Gli Ultimi saranno ultimi, il film
Il lavoro rende con naturalezza e
spontaneità la vita quotidiana, la sua fatica e semplicità, ma ne
sfrutta anche gli aspetti comicamente surreali, con toni che
richiamano le commedie corali di Mazzacurati – cui lo legano
idealmente alcune tracce, come il tema degli ultimi, lo sguardo
sulla provincia, la presenza di
Fabrizio Bentivoglio nei panni di Antonio,
poliziotto del Nord – Est, e perfino le sedie… in cui Stefano
ripone tanta speranza.
Gli Ultimi saranno
ultimi sa far arrivare le emozioni: difficile non
immedesimarsi in Luciana, nella sua rabbiosa reazione e desiderio
di rivalsa, dopo una vita trascorsa ad incassare in silenzio (lo
stesso, in un certo senso, fanno tutti e tre i personaggi citati).
Ciò, grazie a un’intensissima
Paola Cortellesi, ma anche alle interpretazioni di
Gassmann, nei panni del cialtrone monicelliano, e Bentivoglio, qui
codardo e sfortunato, roso dai sensi di colpa.
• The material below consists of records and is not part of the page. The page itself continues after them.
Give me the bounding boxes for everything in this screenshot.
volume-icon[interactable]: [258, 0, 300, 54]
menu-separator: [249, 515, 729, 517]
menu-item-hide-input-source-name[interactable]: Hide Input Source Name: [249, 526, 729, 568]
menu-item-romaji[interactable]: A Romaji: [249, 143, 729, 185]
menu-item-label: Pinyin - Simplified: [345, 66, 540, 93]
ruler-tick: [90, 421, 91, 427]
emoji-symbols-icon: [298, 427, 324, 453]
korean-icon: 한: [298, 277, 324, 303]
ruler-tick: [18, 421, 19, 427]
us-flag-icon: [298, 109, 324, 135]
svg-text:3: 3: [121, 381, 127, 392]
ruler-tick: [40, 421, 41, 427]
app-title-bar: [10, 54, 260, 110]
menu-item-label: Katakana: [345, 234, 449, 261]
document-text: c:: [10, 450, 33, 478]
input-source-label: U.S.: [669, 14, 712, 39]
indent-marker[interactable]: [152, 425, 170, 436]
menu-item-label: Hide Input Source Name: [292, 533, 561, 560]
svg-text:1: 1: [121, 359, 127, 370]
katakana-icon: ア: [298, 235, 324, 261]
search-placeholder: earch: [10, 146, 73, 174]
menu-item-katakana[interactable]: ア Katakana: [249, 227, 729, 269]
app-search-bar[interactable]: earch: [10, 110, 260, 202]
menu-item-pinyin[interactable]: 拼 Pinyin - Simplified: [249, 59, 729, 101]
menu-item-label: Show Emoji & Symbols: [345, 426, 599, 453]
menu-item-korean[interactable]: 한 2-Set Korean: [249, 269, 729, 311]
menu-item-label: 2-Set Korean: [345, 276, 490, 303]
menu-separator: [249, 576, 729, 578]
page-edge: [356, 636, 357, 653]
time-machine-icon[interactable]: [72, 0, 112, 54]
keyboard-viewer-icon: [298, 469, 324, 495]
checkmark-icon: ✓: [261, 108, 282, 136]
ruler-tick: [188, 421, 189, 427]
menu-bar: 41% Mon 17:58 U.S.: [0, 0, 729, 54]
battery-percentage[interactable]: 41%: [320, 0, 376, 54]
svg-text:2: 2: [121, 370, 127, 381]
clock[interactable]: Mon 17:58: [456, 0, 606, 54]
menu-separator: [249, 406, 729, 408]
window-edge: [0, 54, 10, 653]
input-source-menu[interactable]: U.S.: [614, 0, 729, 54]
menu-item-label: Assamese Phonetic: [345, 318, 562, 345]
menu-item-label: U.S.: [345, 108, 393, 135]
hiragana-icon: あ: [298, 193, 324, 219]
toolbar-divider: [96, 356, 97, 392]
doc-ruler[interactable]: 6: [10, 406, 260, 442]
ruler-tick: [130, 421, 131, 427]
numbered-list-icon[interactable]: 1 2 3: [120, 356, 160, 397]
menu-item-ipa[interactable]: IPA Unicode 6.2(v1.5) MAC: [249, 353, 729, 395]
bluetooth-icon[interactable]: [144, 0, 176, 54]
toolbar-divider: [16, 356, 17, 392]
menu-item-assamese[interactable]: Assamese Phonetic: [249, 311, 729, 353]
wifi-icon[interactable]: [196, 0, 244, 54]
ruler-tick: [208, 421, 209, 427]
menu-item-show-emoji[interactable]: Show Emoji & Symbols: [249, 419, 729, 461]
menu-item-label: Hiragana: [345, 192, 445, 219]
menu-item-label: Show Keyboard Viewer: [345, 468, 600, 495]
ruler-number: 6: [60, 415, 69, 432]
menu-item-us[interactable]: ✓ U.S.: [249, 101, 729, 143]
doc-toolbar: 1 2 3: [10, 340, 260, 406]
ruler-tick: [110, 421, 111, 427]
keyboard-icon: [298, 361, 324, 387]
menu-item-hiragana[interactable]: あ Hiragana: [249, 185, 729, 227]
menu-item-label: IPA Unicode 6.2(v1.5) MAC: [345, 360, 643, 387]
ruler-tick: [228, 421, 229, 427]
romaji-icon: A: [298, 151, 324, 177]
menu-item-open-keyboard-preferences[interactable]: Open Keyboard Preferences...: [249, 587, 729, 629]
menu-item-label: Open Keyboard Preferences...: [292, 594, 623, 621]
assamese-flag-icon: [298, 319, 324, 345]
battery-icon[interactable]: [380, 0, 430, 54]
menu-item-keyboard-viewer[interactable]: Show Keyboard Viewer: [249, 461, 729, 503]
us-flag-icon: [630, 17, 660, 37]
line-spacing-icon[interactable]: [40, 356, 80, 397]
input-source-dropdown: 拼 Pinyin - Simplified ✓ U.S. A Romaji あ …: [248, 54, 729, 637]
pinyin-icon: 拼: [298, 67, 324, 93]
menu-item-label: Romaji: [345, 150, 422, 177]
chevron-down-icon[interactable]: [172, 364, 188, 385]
Attori nel pieno di
una maturità artistica di cui lo spettatore non può che gioire,
attorniati da un cast ben assortito.
Tuttavia, a questo cinema
appassionato che Bruno, a ragione, incentra su un tema forte (molti
quelli secondari) manca ancora qualcosa. Quel salto di qualità che
il regista cerca a questo punto della carriera richiederebbe, ad
esempio, più continuità nella sceneggiatura, che ha invece alti e
bassi. Molte battute efficaci e meditate, momenti autentici, la
metafora ben condotta del bambino con la pistola giocattolo, che
affianca il percorso di Luciana – e sembrano nati assieme al pezzo
degli Afterhours che li accompagna. Ma anche scelte poco felici: a
partire dall’uso della narrazione in flashback, funzionale a creare
tensione dal principio e l’aspettativa di una catastrofe, a farla
crescere, deludendola poi in favore di una soluzione consolatoria
su tutti i fronti.
Non il solo passaggio poco
plausibile della sceneggiatura di Bruno e
Paola Cortellesi, con Furio Andreotti e Gianni
Corsi. La regia, poi, non ha ancora trovato una cifra
davvero propria. Vi sono buoni e originali spunti, riferimenti ben
metabolizzati, ma si cede ancora, in più punti, alla tentazione
delle soluzioni facili, della retorica, delle inquadrature scontate
e superflue. Un passo in una nuova direzione, che promette molto
bene, ma per ora mantiene solo in parte.